Many of those checks were immediately cashed at local banks and spent at local shops, restaurants and grocery stores.

Combined with others in town that had access to their own funds, the economic impact was unlike anything Natchez had seen.

Sales tax revenues from October 2004 to October 2005 jumped 22.8 percent, from $364,729 to $447,891.

And the financial success lingered for a year. The city reported $555,736 in sales tax revenues in December 2006.

Many evacuees decided to move into rental properties or buy houses in the Miss-Lou, boosting the housing market and making it nearly impossible to rent an apartment or buy a house for months to come.

“We collected over the previous year approximately $729,000 that year (after Katrina),” City Clerk Donnie Holloway said. “And we wound up with a fund balance of over half a million dollars.”

Others brought to the area by Katrina stayed, opening businesses and creating jobs.

A few businesses and coastal transplants remain in town, but in the years since 2005, much of the financial impact of Katrina has faded.

Sales taxes have dropped — $401,294 in October — and the city budget has gone without the benefits of Katrina. The extra money from that time period is gone, Holloway said. And some businesses opened immediately after the storm have since closed.

But not all of Katrina’s impact faded with time, locals insist.

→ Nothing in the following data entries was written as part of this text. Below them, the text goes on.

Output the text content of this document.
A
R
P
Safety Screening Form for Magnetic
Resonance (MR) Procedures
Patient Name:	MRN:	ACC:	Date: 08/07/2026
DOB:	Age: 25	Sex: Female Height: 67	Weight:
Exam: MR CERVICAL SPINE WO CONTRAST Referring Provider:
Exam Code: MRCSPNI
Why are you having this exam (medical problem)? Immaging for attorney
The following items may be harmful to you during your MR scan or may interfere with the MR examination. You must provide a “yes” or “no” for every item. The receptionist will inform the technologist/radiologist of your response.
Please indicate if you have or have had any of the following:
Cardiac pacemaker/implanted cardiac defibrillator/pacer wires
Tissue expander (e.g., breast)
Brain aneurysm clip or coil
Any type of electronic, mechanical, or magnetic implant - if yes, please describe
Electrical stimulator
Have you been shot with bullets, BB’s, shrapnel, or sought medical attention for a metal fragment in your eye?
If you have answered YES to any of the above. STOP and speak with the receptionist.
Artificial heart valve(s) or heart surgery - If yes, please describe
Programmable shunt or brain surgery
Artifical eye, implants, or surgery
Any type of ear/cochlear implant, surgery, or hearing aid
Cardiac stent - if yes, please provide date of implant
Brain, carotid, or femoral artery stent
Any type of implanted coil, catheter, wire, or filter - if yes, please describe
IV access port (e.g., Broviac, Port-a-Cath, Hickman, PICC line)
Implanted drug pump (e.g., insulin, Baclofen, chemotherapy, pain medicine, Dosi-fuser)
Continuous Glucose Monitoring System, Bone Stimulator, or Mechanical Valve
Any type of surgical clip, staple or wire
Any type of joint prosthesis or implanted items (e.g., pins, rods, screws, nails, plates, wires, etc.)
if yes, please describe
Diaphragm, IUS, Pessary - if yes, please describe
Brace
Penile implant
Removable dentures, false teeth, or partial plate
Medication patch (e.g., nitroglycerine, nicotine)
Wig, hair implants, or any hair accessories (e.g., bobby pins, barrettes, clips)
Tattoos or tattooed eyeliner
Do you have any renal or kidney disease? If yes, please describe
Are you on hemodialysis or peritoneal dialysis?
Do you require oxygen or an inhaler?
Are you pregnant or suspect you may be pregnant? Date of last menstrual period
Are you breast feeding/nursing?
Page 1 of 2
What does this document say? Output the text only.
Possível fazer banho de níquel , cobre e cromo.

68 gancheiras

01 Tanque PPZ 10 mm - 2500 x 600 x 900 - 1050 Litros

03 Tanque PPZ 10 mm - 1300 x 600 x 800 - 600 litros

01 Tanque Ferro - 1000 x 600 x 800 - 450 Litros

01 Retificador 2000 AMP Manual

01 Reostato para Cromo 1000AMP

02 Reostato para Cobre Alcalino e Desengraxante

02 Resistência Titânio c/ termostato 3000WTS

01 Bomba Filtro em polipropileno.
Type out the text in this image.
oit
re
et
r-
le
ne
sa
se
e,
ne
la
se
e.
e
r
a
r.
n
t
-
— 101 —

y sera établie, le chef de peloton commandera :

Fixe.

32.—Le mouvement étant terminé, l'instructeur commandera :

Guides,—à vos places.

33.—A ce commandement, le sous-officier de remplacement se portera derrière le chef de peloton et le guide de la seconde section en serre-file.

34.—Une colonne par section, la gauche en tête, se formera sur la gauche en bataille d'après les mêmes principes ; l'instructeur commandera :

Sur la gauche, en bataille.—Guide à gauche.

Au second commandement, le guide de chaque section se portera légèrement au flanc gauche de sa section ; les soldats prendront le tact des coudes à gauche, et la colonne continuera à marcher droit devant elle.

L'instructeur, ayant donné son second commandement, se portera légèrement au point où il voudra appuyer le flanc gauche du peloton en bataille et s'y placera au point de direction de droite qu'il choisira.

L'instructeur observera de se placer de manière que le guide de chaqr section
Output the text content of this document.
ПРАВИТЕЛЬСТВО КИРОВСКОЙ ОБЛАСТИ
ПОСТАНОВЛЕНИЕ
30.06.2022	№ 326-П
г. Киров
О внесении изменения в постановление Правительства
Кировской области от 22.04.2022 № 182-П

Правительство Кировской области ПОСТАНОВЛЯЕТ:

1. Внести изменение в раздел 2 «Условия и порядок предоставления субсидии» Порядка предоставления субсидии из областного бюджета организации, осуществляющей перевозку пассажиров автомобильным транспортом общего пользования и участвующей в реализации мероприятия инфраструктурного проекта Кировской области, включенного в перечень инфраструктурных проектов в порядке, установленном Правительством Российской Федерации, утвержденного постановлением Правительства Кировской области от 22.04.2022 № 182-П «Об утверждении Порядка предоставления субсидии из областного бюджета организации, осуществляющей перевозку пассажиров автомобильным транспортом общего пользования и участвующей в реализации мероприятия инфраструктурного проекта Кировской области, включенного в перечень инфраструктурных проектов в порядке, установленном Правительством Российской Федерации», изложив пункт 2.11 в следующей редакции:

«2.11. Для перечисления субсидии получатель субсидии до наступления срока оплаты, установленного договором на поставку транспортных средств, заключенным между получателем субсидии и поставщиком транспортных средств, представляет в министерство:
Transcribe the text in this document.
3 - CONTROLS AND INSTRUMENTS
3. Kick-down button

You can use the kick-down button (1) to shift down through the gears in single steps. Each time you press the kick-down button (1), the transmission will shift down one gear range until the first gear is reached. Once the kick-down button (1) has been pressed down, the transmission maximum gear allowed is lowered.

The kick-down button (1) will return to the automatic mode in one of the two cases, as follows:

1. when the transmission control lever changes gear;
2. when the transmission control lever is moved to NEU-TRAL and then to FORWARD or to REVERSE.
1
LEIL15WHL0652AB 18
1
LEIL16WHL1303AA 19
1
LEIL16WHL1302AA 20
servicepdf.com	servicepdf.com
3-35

The lessons learned and bonds formed will stay with the Miss-Lou forever.

“We served during Katrina,” Supervisor Darryl Grennell said. “During Katrina, this community did a tremendous job providing shelter and support.”

When homeless evacuees by the hundreds came to town it seemed as though everyone in the area wanted to do something.

Residents began visiting shelters to pick up laundry, which they did at their own homes. Volunteers spent countless hours sleeping on cots or sometimes not sleeping at all at area shelters. Families volunteered to keep horses, cats and dogs that weren’t allowed at the shelters.

And still more Miss-Lou residents simply opened up their own homes to strangers.

“It was a beautiful sight. It touched my heart,” said Angie Brown, who was a Red Cross volunteer at the time. “I’ve always known that this community was a loving and giving community, but to open their arms wide like they did during Katrina was just a blessing.”

Brown still talks to some of the evacuees and volunteers she met during the month after Katrina, and she’s certain that experience gained by local agencies during that time will help protect Adams County in the case of a future emergency.

“Some of the lessons that we learned during Katrina we put into effect during Gustav and it ran a lot better,” she said.